Nowadays, nearly every school runs one. Last week I judged the NYU Business Plan competition with Fred Wilson, Dave Tisch, David Aronoff and Geoff Smith. It was an exciting event packed with four great finalists. Having sat on both sides of such competitions, I think their purpose is often misunderstood.

Business plan competitions are imperfect and artificial. By their very nature, they are academic exercises.  Sure, the goal is ultimately to start a business but the reality is that this is the exception not the rule. In my experience, at Brontes, we started a business after coming in second at the MIT $50K, however, it was based on a completely different business plan.

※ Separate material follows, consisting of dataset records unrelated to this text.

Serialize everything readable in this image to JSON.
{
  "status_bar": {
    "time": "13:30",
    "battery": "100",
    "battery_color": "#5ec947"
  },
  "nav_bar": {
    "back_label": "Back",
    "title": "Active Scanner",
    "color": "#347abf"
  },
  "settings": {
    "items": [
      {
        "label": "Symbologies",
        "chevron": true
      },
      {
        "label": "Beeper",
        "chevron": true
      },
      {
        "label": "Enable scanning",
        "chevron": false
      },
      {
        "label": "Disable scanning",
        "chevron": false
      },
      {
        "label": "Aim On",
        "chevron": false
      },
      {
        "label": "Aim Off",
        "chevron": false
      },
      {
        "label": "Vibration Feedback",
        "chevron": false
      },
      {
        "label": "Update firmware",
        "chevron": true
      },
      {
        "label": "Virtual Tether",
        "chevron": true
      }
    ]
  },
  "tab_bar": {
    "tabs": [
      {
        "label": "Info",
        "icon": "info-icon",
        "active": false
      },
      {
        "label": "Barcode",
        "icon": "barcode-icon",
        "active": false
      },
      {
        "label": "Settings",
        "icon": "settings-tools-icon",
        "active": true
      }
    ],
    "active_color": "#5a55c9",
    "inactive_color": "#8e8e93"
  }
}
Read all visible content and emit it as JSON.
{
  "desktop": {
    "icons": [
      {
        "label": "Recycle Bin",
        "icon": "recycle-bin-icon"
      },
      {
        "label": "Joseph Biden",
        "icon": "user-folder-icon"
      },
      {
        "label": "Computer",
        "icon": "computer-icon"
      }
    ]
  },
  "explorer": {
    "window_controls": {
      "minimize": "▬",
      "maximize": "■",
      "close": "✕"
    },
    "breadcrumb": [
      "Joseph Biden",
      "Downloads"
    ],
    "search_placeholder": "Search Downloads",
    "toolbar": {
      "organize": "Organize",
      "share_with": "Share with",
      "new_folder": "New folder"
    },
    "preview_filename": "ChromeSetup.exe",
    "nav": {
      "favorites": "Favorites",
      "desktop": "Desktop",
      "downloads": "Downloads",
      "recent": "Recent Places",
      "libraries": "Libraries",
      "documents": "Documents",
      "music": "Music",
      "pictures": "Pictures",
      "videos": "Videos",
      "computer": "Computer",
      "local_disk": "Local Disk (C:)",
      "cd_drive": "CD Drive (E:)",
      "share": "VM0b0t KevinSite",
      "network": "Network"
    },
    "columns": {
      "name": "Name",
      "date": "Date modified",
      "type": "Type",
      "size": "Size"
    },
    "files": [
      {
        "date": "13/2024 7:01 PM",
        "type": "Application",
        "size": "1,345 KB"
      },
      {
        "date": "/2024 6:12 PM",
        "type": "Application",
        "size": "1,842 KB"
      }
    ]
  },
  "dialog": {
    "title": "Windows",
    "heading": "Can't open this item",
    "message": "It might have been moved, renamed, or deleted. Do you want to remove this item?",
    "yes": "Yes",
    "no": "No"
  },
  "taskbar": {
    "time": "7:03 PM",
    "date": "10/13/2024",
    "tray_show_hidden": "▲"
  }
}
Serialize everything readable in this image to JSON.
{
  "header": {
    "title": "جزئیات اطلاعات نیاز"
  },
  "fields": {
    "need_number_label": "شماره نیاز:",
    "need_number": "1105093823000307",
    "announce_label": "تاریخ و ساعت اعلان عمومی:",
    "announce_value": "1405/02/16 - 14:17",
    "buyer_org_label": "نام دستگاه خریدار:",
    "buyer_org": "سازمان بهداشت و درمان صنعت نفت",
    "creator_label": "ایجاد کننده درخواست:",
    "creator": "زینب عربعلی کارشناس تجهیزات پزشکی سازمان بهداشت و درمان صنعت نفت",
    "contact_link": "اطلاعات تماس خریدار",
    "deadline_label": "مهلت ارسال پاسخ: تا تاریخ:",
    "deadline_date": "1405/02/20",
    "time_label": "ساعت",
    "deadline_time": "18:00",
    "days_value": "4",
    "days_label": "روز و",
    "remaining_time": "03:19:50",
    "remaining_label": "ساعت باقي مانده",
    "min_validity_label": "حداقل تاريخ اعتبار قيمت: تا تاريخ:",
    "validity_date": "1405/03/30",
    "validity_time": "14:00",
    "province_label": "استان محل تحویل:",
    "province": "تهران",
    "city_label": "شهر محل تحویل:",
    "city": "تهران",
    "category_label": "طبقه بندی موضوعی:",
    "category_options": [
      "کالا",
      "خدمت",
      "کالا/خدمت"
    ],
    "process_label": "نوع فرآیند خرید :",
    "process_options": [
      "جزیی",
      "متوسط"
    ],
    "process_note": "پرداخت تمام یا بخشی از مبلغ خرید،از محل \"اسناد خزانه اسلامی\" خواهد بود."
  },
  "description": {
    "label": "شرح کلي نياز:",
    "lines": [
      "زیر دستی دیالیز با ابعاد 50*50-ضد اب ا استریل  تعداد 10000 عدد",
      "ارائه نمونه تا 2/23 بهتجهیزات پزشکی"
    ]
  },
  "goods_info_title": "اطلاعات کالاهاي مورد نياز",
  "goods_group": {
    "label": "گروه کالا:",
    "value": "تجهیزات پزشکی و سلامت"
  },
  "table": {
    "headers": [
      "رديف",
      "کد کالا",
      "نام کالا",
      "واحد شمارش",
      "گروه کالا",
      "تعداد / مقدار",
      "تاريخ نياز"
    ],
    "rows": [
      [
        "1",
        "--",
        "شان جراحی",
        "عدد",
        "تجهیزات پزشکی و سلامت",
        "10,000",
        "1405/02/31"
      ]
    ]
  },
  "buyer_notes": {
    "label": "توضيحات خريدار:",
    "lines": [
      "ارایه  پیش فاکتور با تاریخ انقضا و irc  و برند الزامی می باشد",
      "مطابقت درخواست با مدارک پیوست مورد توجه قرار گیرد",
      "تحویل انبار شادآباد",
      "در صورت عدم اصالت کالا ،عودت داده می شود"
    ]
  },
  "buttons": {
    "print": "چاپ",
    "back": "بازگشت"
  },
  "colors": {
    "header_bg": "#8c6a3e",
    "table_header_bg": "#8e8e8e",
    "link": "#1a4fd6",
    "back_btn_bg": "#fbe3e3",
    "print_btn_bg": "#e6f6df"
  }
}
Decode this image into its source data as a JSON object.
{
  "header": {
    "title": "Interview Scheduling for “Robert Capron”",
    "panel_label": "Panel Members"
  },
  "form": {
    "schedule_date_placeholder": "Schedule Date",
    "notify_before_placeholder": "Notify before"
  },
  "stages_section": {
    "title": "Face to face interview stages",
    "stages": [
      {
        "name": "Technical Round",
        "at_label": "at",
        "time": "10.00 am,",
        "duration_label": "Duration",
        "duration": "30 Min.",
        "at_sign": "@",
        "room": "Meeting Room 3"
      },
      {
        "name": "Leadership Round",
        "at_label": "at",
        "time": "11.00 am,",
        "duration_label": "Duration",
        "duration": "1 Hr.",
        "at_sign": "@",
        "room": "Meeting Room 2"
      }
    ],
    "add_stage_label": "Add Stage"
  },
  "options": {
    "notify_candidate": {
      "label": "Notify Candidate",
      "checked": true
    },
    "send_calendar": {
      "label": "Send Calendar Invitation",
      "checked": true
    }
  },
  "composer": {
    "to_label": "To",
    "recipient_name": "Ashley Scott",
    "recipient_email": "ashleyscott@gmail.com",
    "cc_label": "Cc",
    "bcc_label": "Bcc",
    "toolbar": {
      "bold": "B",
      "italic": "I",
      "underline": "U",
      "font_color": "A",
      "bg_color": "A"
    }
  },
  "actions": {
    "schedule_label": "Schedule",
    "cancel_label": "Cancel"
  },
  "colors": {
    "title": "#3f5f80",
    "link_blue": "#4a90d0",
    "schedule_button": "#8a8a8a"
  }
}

The competitions are great forcing mechanisms for bringing teams together around a business thesis. They place deadlines in submitting executive summaries, slide decks and, still, the nearly extinct longform business plan. Most entrepreneurial teams need some amount of structure, and for this, the competitions are useful. They encourage the team to debate ideas like which market to focus on, whom will be named CEO, CTO and how to finance the business. These are worthwhile conversations and are educational whether or not the company is founded.

The competitions are a great way for a team to build its network. Most competitions attract a fairly prominent set of faculty, industry folks and venture capitalists (myself excluded!). The feedback I heard on the panel at NYU last week was constructive and simulated the entrepreneur’s experience pitching his/her business to a VC. The savvy entrepreneur will keep track of the judges as a way back in the door for future conversations.

Despite these benefits, many participants have unreasonable expectations about the competition. The prize money may woo some, frequently academic-minded teams, in the way that government grants are viewed as easy money (but isn’t really). None of these competitions provide enough prize money to fund a venture at any level. Additionally, often the prizes have strings attached. For example, many offer free legal services for a period of time. In those cases the services are great, until the founding team feels locked into a firm or partner they don’t like.

Most importantly, the winners of the competition are not branded as future IPOs in the minds of investors. Similarly, those that don’t win are not destined to fail. My experience at both Brontes and Sample6 is that the results of a competition never come up in any VC discussions.

The most valuable part is getting the team together, practicing the pitch and getting feedback from judges. The competition is a low risk practice run for crafting a business pitch. Used for this purpose, it’s a valuable exercise.